Dia mendapati Jagat terus tersenyum. Bahkan dengan bangganya menyebutkan satu per satu pengetahuan umum mengenai apa saja yang ada di keraton tanpa melihat tulisan yang sudah ada di sana.

"Karena akhirnya aku bisa pamer kalau buku-buku yang aku baca berguna untuk kamu," ucap Jagat dengan senang.

Esta mendengkus geli. Seandainya saja ini tidak di tempat yang mengharuskannya menjaga sopan satu, wanita itu sudah memeluk Jagat dan memberikan suaminya itu ciuman bertubi–tubi. Cara Jagat yang pamer ini entah mengapa sangat menggemaskan.

Saat tiba memasuki sebuah ruangan, tiba-tiba saja Jagat berhenti. Mata suaminya itu berbinar. Hal yang sukses membuat Esta mengerutkan kening keheran.

Hingga wanita itu menyadari apa yang menarik minat Jagat, jejeran teko-teko teh dan sejarah mengenai teh di Indonesia. Seperti halnya di beberapa negara tetangga, Yogyakarta juga punya sebuah upacara minum teh untuk para keluarga kesultanan yang diberi nama Patehan.

"Semesta, Semesta."

Jagat memanggil Esta. Matanya fokus pada deretan set teko teh yang dipajang. Hanya saja tangan suaminya itu menggapai-gapai tangan Esta untuk digenggam.

"Apa?" balas Esta seraya meraih tangan Jagat. Mereka memang tidak bisa pamer bermesraan yang berlebihan, tapi pegangan tangan sepertinya masih sopan.

"Lihat teko itu nggak?" tanya Jagat sambil menunjuk salah satu teko teh di sana. "Aku pernah mau beli yang seperti itu dan memang kembaran teko teh yang ada di sini. Tebak harganya."

Kening Esta berkerut. "Around five mio?"

Jagat menggeleng. "Dua digit. Waktu itu udah mau beli, tapi aku keduluan orang. Sedih sih karena teko teh itu hanya ada dua, di keraton ini dan di tempat lain."

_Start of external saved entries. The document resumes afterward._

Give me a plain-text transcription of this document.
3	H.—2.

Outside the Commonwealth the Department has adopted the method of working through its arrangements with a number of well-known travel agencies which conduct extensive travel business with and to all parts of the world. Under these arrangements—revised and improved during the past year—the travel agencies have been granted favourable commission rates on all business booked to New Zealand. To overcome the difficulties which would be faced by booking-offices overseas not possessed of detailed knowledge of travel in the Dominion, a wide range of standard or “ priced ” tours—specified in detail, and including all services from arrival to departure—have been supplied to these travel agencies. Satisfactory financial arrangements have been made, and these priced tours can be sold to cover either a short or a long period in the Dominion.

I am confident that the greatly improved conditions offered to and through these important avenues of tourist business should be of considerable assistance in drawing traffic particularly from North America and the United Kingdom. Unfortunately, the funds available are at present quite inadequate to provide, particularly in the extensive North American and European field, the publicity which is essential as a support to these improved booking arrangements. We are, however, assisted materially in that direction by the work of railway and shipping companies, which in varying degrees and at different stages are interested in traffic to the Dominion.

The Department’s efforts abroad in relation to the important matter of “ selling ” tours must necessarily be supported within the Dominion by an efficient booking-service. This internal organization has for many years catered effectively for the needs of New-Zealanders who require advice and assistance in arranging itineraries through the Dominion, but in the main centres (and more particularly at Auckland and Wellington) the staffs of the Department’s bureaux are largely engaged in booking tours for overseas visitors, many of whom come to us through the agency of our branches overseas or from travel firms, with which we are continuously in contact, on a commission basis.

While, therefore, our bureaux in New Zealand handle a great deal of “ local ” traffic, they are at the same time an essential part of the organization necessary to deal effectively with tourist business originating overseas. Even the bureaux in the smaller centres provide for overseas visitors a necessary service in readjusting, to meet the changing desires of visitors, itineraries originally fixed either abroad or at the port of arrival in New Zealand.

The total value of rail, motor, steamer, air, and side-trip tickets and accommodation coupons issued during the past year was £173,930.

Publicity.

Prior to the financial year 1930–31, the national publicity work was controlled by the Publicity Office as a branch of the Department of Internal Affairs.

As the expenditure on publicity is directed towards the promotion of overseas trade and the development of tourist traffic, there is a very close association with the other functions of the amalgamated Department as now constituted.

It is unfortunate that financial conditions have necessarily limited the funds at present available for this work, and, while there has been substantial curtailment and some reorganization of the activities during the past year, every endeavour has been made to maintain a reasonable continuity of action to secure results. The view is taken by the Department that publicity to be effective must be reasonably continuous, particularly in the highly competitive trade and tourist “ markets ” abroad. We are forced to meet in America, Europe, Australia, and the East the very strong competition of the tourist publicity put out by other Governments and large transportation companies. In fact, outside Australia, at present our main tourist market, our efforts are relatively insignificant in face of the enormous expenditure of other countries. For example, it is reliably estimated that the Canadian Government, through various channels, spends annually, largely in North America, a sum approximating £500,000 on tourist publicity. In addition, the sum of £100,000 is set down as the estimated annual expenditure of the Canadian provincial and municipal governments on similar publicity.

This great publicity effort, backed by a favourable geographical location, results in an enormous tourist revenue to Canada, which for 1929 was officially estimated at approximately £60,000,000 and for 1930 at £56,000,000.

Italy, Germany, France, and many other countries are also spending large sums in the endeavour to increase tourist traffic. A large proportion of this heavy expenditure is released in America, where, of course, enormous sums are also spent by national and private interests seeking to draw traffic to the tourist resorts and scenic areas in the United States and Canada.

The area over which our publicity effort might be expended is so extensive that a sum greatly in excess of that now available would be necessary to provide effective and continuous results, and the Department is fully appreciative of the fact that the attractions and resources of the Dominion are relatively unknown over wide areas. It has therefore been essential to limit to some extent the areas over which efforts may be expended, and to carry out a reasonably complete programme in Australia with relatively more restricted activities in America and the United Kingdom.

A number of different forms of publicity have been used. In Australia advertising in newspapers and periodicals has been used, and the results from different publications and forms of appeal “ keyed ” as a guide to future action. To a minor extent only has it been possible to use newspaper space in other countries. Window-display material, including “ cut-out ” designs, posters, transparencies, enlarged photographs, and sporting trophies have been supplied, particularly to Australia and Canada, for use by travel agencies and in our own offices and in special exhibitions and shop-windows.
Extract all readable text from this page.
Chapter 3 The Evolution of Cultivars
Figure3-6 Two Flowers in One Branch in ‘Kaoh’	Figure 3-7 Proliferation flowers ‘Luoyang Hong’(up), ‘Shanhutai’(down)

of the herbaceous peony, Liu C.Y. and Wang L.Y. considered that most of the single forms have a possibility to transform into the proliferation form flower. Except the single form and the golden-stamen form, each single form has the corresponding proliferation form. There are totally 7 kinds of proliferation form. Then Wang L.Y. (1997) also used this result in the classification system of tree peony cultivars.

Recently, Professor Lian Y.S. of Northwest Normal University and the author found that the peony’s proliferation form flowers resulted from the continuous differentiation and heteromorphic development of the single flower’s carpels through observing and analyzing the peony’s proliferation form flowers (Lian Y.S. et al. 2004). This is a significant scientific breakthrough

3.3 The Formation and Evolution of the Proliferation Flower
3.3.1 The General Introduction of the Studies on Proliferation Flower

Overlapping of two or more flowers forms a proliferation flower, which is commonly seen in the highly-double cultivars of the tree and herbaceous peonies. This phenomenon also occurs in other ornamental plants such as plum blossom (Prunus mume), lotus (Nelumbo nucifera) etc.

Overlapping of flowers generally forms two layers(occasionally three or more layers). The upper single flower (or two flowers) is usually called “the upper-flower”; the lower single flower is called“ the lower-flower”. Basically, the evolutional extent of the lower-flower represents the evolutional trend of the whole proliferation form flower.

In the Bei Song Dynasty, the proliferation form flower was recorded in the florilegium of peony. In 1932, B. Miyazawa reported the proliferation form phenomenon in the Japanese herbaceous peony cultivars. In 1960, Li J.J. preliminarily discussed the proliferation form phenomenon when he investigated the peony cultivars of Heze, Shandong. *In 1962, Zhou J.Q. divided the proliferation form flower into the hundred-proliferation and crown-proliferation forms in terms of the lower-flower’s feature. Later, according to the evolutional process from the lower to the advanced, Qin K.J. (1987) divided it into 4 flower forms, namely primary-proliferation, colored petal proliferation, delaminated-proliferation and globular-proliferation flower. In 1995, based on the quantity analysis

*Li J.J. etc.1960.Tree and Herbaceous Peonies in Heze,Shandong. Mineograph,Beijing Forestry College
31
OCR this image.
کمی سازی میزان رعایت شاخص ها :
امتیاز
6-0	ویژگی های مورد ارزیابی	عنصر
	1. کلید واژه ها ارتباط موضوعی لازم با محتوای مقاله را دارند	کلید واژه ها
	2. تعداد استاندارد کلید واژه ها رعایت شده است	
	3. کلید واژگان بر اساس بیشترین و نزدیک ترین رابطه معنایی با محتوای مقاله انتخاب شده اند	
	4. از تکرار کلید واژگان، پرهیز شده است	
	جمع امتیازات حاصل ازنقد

Ketika menceritakan masalah teko teh itu, Jagat benar-benar menunjukkan kesedihan yang nyata. Tanpa sadar Esta meraih ponselnya. Dia memotret beberapa teko teh di sini. Di kepalanya sudah menentukan bahwa salah satu teko teh ini akan jadi hadiah ulang tahun untuk suaminya.

Setelah Jagat puas menganggumi teko-teko teh itu, mereka pun berpindah ke area lain. Esta sendiri masih belum menemukan hal yang bisa dia gambar untuk desain perhiasannya.

Hingga langkah wanita itu terhenti pada simbol Yogyakarta. Kemudian, tatapan Esta jatuh pada beberapa wayang-wayang yang dipamerkan. Sebuah ide muncul di kepala wanita itu.

"Sejarah, wayang." Esta menoleh menatap Jagat yang sedang berhenti tidak jauh di depannya. Senyum wanita itu tersungging. "Dan cinta."

Tiba-tiba saja Jagat menoleh. Kening pria itu berkerut. "Kenapa lihatin aku kayak gitu, Semesta?"

"Mas Jagat," panggil Esta. Tangannya meraih pergelangan tangan Jagat. "Antar aku ke tempat kesukaan kamu ya. Kita ke toko buku. Buruan!"

Sebelum Jagat sempat bertanya, Esta sudah menarik tangan suaminya itu. Dengan penuh semangat dia mencari jalan keluar dari keraton ini. Ide di kepalanya ini harus segera dieksekusi karena semakin cepat desain ini selesai, semakin cepat pula dia bisa mengetahui kehamilannya ini.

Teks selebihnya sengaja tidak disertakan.